No, there is one in the very first layers ;).

wittmannf · April 18, 2019, 2:21am

OH, that’s right! hahah thanks @sgugger.

rachel · April 18, 2019, 2:21am

Here are the benchmarks Jeremy is sharing: https://github.com/cgnorthcutt/benchmarking-keras-pytorch

wittmannf · April 18, 2019, 2:22am

But I am still not sure when I should use one or the other. Are there any best practices rules? Sorry if this is a dumb question hahah

harikrishnanrajeev · April 18, 2019, 2:23am

when running out of memory does gc.collect() work ?.

alenas · April 18, 2019, 2:23am

in leader board the accuracy from a single run is recorded, what is the variance based on different train-test splits? do we care?

devforfu · April 18, 2019, 2:24am

Depends on the type of memory. I guess if you have CUDA exception, you need use something else or restart the kernel.

PierreO · April 18, 2019, 2:24am

I agree that deeply understanding the model and optimize it like the Bag of tricks paper did is great. Don’t you think automatic search for good architectures still has a place though? For example I’ve seen you recently like a new paper that found SOTA architecture for Object Detection through automatic architecture search.

sgugger · April 18, 2019, 2:24am

There is an official train/test split to use.

sgugger · April 18, 2019, 2:24am

It’s still very immature and hard to reproduce, in our experience.

PierreO · April 18, 2019, 2:25am

Any idea why?

firetix · April 18, 2019, 2:26am

Is it safe to overfit when you are doing transfert learning?
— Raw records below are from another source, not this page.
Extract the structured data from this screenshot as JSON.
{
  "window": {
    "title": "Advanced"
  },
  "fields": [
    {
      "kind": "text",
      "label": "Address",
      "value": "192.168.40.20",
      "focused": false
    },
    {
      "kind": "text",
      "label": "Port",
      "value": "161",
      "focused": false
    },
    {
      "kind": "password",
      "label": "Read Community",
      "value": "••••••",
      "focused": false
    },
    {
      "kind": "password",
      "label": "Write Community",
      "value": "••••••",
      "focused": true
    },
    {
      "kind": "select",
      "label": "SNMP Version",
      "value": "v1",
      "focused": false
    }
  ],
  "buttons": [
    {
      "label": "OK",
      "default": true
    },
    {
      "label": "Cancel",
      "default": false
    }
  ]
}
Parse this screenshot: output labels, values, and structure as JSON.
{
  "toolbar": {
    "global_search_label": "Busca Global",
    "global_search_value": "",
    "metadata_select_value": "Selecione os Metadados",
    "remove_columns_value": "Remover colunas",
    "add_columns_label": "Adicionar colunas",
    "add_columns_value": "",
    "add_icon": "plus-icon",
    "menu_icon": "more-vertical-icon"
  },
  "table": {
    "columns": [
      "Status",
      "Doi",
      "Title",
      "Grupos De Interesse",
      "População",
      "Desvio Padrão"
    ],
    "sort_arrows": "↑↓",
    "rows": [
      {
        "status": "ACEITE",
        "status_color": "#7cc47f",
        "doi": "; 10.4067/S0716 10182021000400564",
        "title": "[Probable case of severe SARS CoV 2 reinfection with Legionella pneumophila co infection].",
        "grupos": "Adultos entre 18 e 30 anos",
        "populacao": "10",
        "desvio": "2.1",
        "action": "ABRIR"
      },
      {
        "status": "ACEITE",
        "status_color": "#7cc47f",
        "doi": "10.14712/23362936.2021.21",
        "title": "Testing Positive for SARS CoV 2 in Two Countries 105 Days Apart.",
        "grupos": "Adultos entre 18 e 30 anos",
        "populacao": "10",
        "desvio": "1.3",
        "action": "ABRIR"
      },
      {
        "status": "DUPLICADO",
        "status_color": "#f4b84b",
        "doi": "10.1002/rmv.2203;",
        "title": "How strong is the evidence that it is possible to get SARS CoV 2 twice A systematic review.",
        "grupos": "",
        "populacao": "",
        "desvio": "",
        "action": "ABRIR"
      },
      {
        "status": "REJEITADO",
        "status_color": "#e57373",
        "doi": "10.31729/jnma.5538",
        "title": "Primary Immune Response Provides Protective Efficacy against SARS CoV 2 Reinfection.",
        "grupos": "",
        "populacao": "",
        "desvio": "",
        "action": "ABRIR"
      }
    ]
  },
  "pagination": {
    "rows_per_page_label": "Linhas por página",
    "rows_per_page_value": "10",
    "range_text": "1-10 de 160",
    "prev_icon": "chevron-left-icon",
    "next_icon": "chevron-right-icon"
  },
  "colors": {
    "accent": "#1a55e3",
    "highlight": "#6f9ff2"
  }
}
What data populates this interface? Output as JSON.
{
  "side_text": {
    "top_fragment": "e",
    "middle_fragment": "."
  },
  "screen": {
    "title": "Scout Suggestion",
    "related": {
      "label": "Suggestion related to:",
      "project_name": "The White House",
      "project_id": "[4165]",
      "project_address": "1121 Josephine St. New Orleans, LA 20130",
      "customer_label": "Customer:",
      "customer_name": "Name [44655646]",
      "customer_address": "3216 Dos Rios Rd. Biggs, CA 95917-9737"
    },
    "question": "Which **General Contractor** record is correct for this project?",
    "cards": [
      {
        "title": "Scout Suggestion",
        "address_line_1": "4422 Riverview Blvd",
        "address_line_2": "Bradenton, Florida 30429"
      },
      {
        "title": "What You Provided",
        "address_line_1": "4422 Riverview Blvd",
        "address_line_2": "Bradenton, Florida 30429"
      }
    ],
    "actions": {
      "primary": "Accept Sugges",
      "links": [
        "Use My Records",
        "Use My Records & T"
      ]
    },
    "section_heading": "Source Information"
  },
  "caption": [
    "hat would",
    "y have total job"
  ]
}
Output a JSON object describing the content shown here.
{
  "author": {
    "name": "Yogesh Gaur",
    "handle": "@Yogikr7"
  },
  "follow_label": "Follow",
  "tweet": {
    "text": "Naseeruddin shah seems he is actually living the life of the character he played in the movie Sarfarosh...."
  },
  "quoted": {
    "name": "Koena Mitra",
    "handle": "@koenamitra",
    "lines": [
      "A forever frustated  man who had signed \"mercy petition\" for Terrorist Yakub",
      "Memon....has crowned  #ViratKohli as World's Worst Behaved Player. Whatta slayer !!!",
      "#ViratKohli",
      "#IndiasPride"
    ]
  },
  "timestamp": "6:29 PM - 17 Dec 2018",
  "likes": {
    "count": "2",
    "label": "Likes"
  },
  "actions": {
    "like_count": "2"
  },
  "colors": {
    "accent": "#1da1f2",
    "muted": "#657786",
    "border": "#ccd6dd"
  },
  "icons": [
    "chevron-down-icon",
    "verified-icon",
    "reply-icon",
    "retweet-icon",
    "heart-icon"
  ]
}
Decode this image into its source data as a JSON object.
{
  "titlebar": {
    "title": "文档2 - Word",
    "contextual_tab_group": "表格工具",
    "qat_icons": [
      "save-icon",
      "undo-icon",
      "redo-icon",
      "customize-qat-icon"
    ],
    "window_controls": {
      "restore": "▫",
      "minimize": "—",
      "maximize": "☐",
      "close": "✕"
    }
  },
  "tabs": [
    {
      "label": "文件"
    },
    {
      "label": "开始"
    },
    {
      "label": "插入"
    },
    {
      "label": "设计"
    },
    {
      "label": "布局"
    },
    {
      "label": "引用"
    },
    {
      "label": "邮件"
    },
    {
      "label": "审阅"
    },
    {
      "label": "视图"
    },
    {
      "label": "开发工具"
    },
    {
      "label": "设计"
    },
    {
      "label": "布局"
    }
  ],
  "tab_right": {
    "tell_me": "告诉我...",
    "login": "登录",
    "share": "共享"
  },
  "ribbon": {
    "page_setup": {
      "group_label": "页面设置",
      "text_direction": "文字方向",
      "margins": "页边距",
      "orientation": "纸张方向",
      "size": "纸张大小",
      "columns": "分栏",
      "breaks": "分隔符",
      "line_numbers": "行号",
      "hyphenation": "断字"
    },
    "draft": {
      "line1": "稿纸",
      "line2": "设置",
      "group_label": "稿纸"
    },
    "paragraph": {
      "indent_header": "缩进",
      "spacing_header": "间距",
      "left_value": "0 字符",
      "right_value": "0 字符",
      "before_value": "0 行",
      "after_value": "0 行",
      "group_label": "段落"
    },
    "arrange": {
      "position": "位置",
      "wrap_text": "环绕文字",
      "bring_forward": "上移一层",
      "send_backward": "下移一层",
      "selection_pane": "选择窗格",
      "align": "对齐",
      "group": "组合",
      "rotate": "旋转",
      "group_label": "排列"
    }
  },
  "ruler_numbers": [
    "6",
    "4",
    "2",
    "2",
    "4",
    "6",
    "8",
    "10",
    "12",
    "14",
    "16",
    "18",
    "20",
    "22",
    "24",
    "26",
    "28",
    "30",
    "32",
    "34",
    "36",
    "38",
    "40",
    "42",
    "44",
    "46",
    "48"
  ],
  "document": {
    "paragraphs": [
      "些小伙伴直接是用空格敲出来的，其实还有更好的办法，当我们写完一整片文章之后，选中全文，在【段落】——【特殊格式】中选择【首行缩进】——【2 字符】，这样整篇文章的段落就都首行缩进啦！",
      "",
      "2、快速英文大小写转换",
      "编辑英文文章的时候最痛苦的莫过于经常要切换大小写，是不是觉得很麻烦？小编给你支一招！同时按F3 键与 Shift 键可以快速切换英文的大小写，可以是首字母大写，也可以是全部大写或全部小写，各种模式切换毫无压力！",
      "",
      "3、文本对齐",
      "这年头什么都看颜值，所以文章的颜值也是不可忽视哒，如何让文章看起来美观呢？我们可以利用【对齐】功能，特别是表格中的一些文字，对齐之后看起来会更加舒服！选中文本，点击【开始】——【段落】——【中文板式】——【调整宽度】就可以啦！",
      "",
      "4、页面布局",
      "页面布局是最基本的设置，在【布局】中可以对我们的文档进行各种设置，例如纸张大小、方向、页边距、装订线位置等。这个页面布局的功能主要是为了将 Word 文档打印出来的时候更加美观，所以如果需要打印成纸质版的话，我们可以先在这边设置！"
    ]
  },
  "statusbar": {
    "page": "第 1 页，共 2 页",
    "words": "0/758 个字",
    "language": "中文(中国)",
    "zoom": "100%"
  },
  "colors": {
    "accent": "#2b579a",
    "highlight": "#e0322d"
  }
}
It looks like jeremy ovefitted before doing transfert learning.

sgugger · April 18, 2019, 2:27am

It’s still very new, that’s why.

neuradai · April 18, 2019, 2:27am

ResNeXt is different from XResNet. See this figure:

From this Medium post:

alenas · April 18, 2019, 2:29am

I think Jeremy has an argument against cross validation for deep learning I forgot what it was

neuradai · April 18, 2019, 2:30am

Would love to hear this argument against X-val in DL…

devforfu · April 18, 2019, 2:34am

Confusing naming, indeed